Random Thoughts

Random Thoughts
Simply whatever comes to mind. Probably about St. Helena but not always . . .

Thursday 14 March 2024

A brief history of Christianity

 

Jesus (who really did exist https://en.wikipedia.org/wiki/Historicity_of_Jesus) started preaching inclusivity, peace, love and understanding in Palestine, and picked up a few followers.
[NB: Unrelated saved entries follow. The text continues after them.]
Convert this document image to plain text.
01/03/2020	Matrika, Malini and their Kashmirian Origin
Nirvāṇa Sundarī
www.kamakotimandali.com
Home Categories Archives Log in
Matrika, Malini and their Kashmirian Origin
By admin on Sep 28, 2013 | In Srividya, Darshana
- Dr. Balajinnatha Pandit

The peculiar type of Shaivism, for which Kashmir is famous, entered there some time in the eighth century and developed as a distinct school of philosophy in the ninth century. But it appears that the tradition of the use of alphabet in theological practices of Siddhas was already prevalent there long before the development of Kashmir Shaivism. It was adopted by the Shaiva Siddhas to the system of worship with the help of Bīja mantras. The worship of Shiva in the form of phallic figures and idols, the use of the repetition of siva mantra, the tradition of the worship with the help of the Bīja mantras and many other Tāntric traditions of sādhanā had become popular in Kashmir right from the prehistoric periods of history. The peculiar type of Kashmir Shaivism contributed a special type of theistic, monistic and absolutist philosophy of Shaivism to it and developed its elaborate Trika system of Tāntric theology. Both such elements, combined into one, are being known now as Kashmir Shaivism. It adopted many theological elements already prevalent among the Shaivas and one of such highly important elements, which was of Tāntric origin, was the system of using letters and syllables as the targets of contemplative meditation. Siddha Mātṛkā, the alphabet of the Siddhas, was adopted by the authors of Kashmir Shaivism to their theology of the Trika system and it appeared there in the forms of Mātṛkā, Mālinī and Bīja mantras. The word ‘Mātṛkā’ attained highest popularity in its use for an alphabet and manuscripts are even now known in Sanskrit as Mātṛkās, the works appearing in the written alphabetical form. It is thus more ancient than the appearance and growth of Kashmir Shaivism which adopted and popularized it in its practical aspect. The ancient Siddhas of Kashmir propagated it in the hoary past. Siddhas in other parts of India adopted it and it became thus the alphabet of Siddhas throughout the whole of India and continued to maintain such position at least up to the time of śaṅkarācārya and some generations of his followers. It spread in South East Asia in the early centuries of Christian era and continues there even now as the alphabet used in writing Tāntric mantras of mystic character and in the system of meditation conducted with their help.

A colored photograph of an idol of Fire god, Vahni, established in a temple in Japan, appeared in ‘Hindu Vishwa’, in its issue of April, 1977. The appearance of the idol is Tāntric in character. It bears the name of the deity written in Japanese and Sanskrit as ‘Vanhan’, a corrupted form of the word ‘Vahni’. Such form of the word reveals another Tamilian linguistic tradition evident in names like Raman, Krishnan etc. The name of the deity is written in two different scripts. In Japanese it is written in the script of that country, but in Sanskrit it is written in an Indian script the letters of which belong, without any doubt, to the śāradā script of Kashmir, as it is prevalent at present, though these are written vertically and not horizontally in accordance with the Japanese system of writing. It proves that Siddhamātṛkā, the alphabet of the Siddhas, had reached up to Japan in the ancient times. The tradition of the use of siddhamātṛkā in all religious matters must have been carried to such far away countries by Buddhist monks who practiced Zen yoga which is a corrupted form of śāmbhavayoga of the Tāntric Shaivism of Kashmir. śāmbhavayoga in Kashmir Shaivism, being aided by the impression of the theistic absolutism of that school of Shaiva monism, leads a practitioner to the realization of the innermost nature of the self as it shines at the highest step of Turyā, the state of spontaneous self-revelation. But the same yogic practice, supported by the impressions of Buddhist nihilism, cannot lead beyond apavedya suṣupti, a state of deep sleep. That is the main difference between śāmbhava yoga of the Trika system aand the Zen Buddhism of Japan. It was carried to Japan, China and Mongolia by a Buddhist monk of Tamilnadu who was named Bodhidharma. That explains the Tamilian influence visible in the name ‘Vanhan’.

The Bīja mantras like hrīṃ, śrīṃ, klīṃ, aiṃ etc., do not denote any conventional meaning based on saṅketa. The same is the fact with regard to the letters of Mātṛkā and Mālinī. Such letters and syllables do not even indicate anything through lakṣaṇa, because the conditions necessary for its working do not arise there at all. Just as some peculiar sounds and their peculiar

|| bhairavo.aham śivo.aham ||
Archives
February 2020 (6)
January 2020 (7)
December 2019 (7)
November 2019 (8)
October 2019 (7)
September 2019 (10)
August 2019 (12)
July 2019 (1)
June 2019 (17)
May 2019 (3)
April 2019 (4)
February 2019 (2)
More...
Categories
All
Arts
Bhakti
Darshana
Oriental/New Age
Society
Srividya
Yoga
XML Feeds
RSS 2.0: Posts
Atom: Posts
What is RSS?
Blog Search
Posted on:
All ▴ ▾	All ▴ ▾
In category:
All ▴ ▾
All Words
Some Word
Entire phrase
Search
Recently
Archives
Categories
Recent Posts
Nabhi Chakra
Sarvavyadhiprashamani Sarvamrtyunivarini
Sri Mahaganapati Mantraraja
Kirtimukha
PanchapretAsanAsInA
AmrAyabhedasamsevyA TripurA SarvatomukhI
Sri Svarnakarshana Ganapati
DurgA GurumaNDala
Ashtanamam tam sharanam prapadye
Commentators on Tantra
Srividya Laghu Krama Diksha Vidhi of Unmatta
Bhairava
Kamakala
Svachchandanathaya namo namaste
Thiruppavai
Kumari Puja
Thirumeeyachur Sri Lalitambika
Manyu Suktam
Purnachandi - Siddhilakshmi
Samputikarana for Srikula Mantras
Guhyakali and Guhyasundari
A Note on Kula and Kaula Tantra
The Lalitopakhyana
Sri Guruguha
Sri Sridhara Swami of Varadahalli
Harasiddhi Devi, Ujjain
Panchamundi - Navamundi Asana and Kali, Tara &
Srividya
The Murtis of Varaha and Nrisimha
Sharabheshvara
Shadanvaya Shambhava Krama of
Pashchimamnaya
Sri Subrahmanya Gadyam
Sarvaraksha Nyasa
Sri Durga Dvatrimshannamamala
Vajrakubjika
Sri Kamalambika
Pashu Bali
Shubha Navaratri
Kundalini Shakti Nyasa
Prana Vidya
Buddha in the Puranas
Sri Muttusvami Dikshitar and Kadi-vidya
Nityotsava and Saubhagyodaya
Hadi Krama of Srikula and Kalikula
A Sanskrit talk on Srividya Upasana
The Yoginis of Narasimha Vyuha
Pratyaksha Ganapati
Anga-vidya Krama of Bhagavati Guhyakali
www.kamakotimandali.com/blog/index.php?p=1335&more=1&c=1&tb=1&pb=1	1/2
His teachings upset the religious authorities because it undermined their power, so they conspired to have him killed.

About 50 years later Saul ("Paul") picked up the stories of Jesus and adapted it into a religion, largely by putting all the threats and punishments back in, borrowed from traditional Judaism.  He called it "Christianity".

Missionaries spread this "Christianity" thing far and wide, but each telling a slightly different, and in many cases contradictory version of the story, so in AD340 the Council of Nicea got together and “standardised” it, cutting out the bits they did not like.

The Council of Nicea produced a Bible, but they wrote it in Latin so that ordinary people could not read it, thus enshrining the power of the Church to “interpret” it.  

Seeking to strengthen its power base and finances the Church invented lots of new twiddles not mentioned in the Bible (but as only they could read it, it didn’t matter) – e.g. “Purgatory”, where you go after death until a relative still alive pays the church to release you, and “Papal indulgences”, where you pay in advance before committing a sin – which succeeded in making it one of the largest and richest non-governmental organisations the world has ever known.

Martin Luther came along and actually read The Bible, as created by the aforementioned Council of Nicea.  He realised that the Church was not sticking to it and proposed a new “back to the Bible” version of Christianity, Protestantism (because they were protesting against the Church).

In England, King Henry VIII had fallen out with the Pope, who wouldn’t allow him to divorce his older wife for the younger, sexier Anne Boelyn.  He sided with Luther and created the Anglican Church.  There were now two versions of Christianity: the “Catholic” variant and the “Protestant” variant.

This “rejecting the established church” idea caught on and soon Protestant Christianity was split into many sects, divided over trivial matters of doctrine, each of which claimed all the others was “not really Christian”. 

This is pretty much where we are today.